Advances in the arena of Artificial intelligence (AI) have begun to lay the groundwork for the implementation of AI in clinical decision-making. The next generation of data collection and analysis technologies will generate new needs for clinicians: they need to incorporate increasing volumes of patient data with several new sources of information in order to make precise and appropriate decisions for their patients ‘ well-being. In the area of surgery, as robot-assisted surgery enters medical practice, AI could potentially enhance the complex procedures performed by camera-assisted mechanical arms by evaluating the problem space and guiding the robots through the optimal intervention sequence.

Health systems will also greatly benefit from the application of AI. Combined with AI, large medical data will help to build risk-based outcome predictions. Also there are significant gains in efficiency and productivity to be achieved by enhancements to the AI-powered process, including reporting and back-office administration such as coding, billing and scheduling. At the same time, there is also a need to bridge the educational gap for clinicians who may not have a good understanding of AI or willingly accept it.

This approach will build and optimize a hybrid workforce by slowly offsetting roles that machines do best and replacing them with duties best suited to humans.Today, we are beginning to see budding projects that harness data channels obtained from the mentioned sources, along with the computing power to influence patient experiences and outcomes, across a range of pilots and proof-of-concept worldwide. In relation to addressing administrative challenges, data quality is critical to successful collaboration between AI and human health care contribution. Despite continued efforts to resolve this concern at multiple levels throughout every advanced health care system, health data today remains largely unstructured.

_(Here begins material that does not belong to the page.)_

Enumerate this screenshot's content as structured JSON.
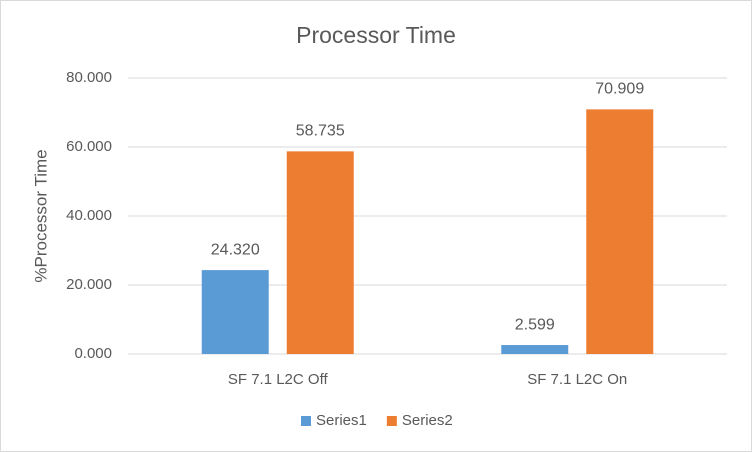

AI has the potential to improve the quality of care by improving workflows and reducing medical errors; enabling the development of more sustainable value- or quality-based care; and has the potential to reverse the decline in face-to-face treatment between clinician and patient, where physicians and nurses can be released for increased patient interaction.

Nevertheless, the degree to which Artificial Intelligence can be scaled and the level to which the use of patient data and decision-making algorithms will be seen. Due to clinicians ‘ skepticism about their mode of operation, the non-transparency of medical algorithms today that restrict their clinical take-up. Consequently, explainable or transparent AI is one emerging area of research working to counter these concerns and models for continuously validating and verifying these algorithms will be a necessity.